In the shade of the garage (west side), the henbit was lacy white. That weed is a scourge for us. A member of the mint family, it is impossible to discourage from its place in the lawn. Chemicals would rid us if it but only if they're put on amply and often enough. It's not worth the cost nor the environmental concern. And yet I am forever pulling henbit. The frost will be no more successful than I.
Beside S. Clayton Road, a last-of-the-season thistle seems to thrive. Winter won't bother it a bit. I'll find it on a pleasant January day just as green as it appears above. Because it hangs low in this rosette form, it seems to be protected from the winter's cold. When spring at last returns, it will have a jump start on the other weeds.
Taking a closer look at the thistle (above), actual ice crystals stab out from the leaves. The sun had just risen as I took this picture and even now, as I type this, the ice will be melted and the ground merely wet.
Grasses, too, hold their seeds high and are an attractive spot for frost to form. Their gorgeous yellows and browns are brightened by the ice and stand like jewels in the cold sunshine.
A closer look at the grass shows a sparkling ice fringe along every surface. For a few moments the sun will highlight the overnight work of the cold and then it will dissolve to dew and by afternoon be dry and fall-like again.
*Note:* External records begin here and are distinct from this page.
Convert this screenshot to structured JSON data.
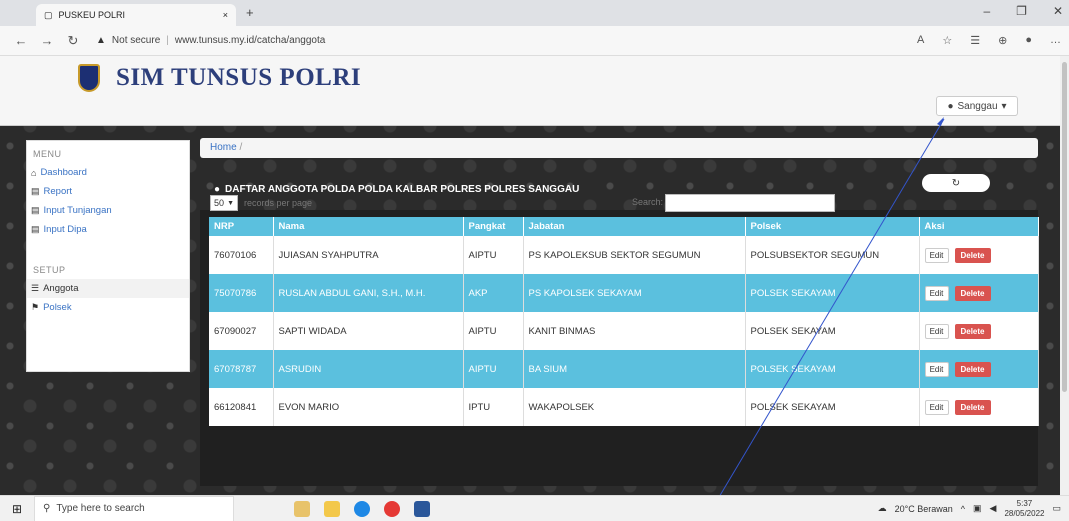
{
  "browser": {
    "tab_title": "PUSKEU POLRI",
    "tab_close": "×",
    "new_tab": "+",
    "security": "Not secure",
    "url": "www.tunsus.my.id/catcha/anggota",
    "minimize": "–",
    "restore": "❐",
    "close": "✕"
  },
  "header": {
    "brand": "SIM TUNSUS POLRI",
    "user": "Sanggau"
  },
  "sidebar": {
    "menu_heading": "MENU",
    "menu_items": [
      "Dashboard",
      "Report",
      "Input Tunjangan",
      "Input Dipa"
    ],
    "setup_heading": "SETUP",
    "setup_items": [
      "Anggota",
      "Polsek"
    ]
  },
  "main": {
    "breadcrumb": "Home",
    "breadcrumb_sep": "/",
    "panel_title": "DAFTAR ANGGOTA POLDA POLDA KALBAR POLRES POLRES SANGGAU",
    "page_size": "50",
    "records_per_page": "records per page",
    "search_label": "Search:",
    "search_value": ""
  },
  "table": {
    "columns": [
      "NRP",
      "Nama",
      "Pangkat",
      "Jabatan",
      "Polsek",
      "Aksi"
    ],
    "rows": [
      {
        "nrp": "76070106",
        "nama": "JUIASAN SYAHPUTRA",
        "pangkat": "AIPTU",
        "jabatan": "PS KAPOLEKSUB SEKTOR SEGUMUN",
        "polsek": "POLSUBSEKTOR SEGUMUN"
      },
      {
        "nrp": "75070786",
        "nama": "RUSLAN ABDUL GANI, S.H., M.H.",
        "pangkat": "AKP",
        "jabatan": "PS KAPOLSEK SEKAYAM",
        "polsek": "POLSEK SEKAYAM"
      },
      {
        "nrp": "67090027",
        "nama": "SAPTI WIDADA",
        "pangkat": "AIPTU",
        "jabatan": "KANIT BINMAS",
        "polsek": "POLSEK SEKAYAM"
      },
      {
        "nrp": "67078787",
        "nama": "ASRUDIN",
        "pangkat": "AIPTU",
        "jabatan": "BA SIUM",
        "polsek": "POLSEK SEKAYAM"
      },
      {
        "nrp": "66120841",
        "nama": "EVON MARIO",
        "pangkat": "IPTU",
        "jabatan": "WAKAPOLSEK",
        "polsek": "POLSEK SEKAYAM"
      }
    ],
    "edit_label": "Edit",
    "delete_label": "Delete"
  },
  "taskbar": {
    "search_placeholder": "Type here to search",
    "weather": "20°C Berawan",
    "time": "5:37",
    "date": "28/05/2022"
  },
  "colors": {
    "table_header": "#5bc0de",
    "delete": "#d9534f",
    "brand": "#2d3f7b"
  }
}
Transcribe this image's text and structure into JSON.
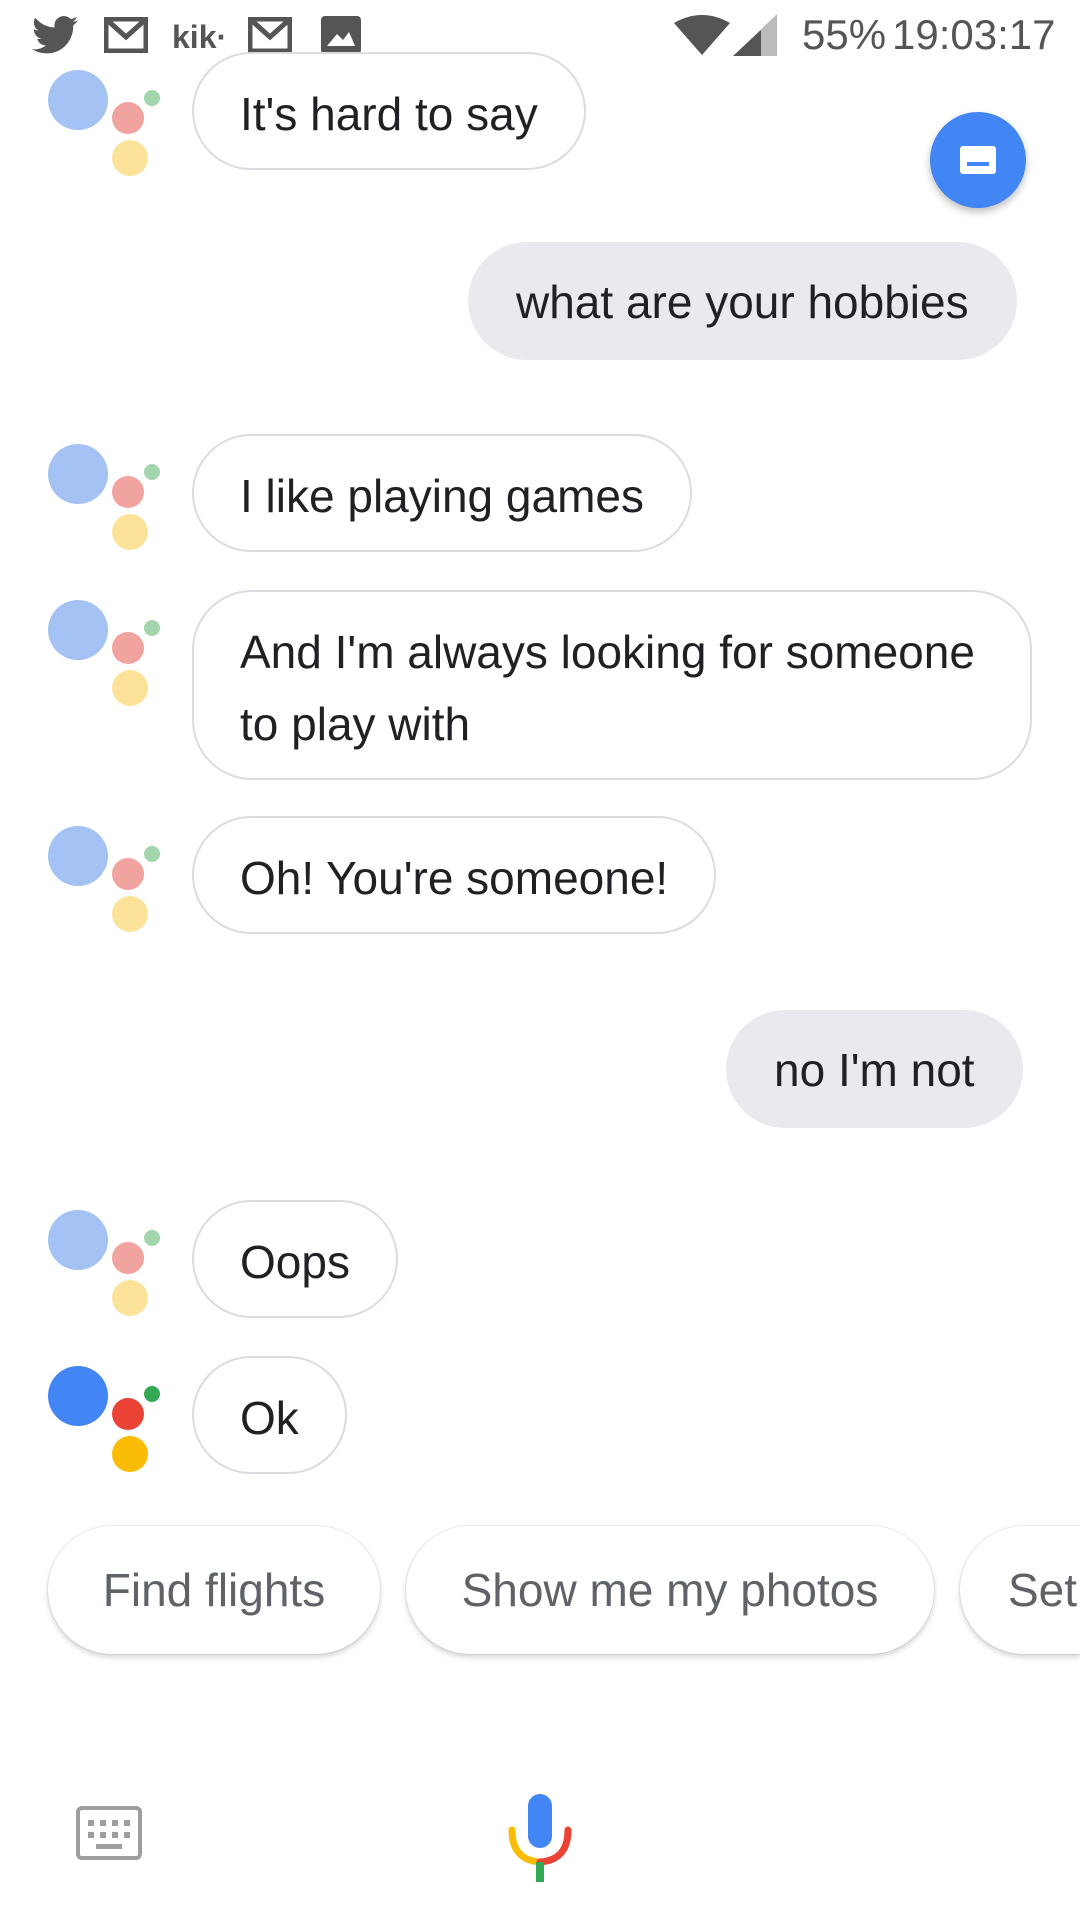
{
  "status_bar": {
    "battery": "55%",
    "time": "19:03:17",
    "notification_icons": [
      "twitter-icon",
      "gmail-icon",
      "kik-icon",
      "gmail-icon",
      "gallery-icon"
    ],
    "kik_label": "kik·"
  },
  "conversation": {
    "messages": [
      {
        "from": "assistant",
        "text": "It's hard to say"
      },
      {
        "from": "user",
        "text": "what are your hobbies"
      },
      {
        "from": "assistant",
        "text": "I like playing games"
      },
      {
        "from": "assistant",
        "text": "And I'm always looking for someone to play with"
      },
      {
        "from": "assistant",
        "text": "Oh! You're someone!"
      },
      {
        "from": "user",
        "text": "no I'm not"
      },
      {
        "from": "assistant",
        "text": "Oops"
      },
      {
        "from": "assistant",
        "text": "Ok"
      }
    ]
  },
  "suggestions": [
    "Find flights",
    "Show me my photos",
    "Set"
  ],
  "colors": {
    "blue": "#4285f4",
    "red": "#ea4335",
    "yellow": "#fbbc05",
    "green": "#34a853",
    "user_bubble": "#e8eaed"
  }
}
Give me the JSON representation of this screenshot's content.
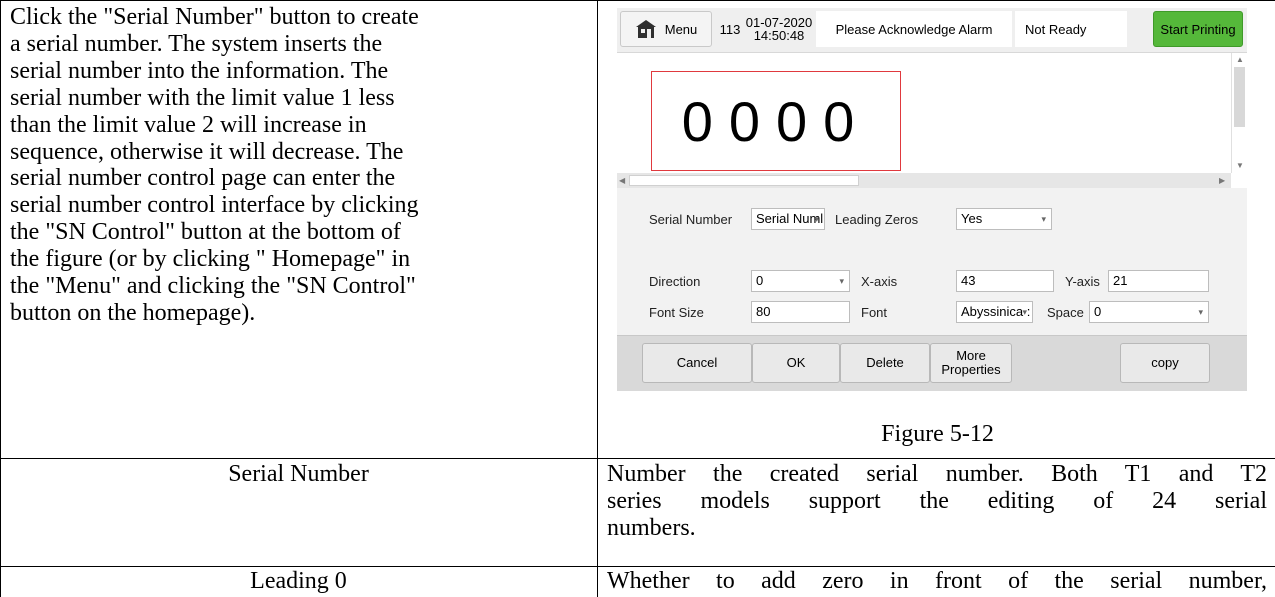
{
  "intro_paragraph": [
    "Click the \"Serial Number\" button to create",
    "a serial number. The system inserts the",
    "serial number into the information. The",
    "serial number with the limit value 1 less",
    "than the limit value 2 will increase in",
    "sequence, otherwise it will decrease. The",
    "serial number control page can enter the",
    "serial number control interface by clicking",
    "the \"SN Control\" button at the bottom of",
    "the figure (or by clicking \" Homepage\" in",
    "the \"Menu\" and clicking the \"SN Control\"",
    "button on the homepage)."
  ],
  "screenshot": {
    "top_bar": {
      "menu_label": "Menu",
      "count": "113",
      "date": "01-07-2020",
      "time": "14:50:48",
      "alarm": "Please Acknowledge Alarm",
      "status": "Not Ready",
      "start_label": "Start Printing"
    },
    "preview_text": "0000",
    "params": {
      "serial_number_label": "Serial Number",
      "serial_number_value": "Serial Numl",
      "leading_zeros_label": "Leading Zeros",
      "leading_zeros_value": "Yes",
      "direction_label": "Direction",
      "direction_value": "0",
      "x_axis_label": "X-axis",
      "x_axis_value": "43",
      "y_axis_label": "Y-axis",
      "y_axis_value": "21",
      "font_size_label": "Font Size",
      "font_size_value": "80",
      "font_label": "Font",
      "font_value": "Abyssinica :",
      "space_label": "Space",
      "space_value": "0"
    },
    "buttons": {
      "cancel": "Cancel",
      "ok": "OK",
      "delete": "Delete",
      "more_line1": "More",
      "more_line2": "Properties",
      "copy": "copy"
    },
    "accent_green": "#55b83a",
    "border_red": "#e0393e"
  },
  "figure_caption": "Figure 5-12",
  "rows": [
    {
      "label": "Serial Number",
      "description_lines": [
        "Number the created serial number. Both T1 and T2",
        "series models support the editing of 24 serial",
        "numbers."
      ]
    },
    {
      "label": "Leading 0",
      "description_lines": [
        "Whether to add zero in front of the serial number,"
      ]
    }
  ]
}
Above is a chart of our indoor temperatures* since the remnants of Hurricane Ike blew through this area on September 14. We have added no heat (nor a/c) in that time. This is the normal daily fluctuation of our second floor. The up/down gyrations are days when the sun was brightest (the two odd upwards-curved straight lines are missing data). Look particularly at the last few days. On 10/15 it read 77 in the house; this morning it read 60. I suppose that doesn't say much for our insulation. On the other hand, it's cost us nothing in heating cost the past week but only because we are willing to be colder than is comfortable.
Finally (above) is the outside temperature curve for the past 24 hours. The high shown on the graph is 61; the low is 30. So we not only had our first frost of the season, we also had our first freeze.
* The temperature data (as well as all weather data) is read automatically every five minutes with a LaCrosse Weather Station.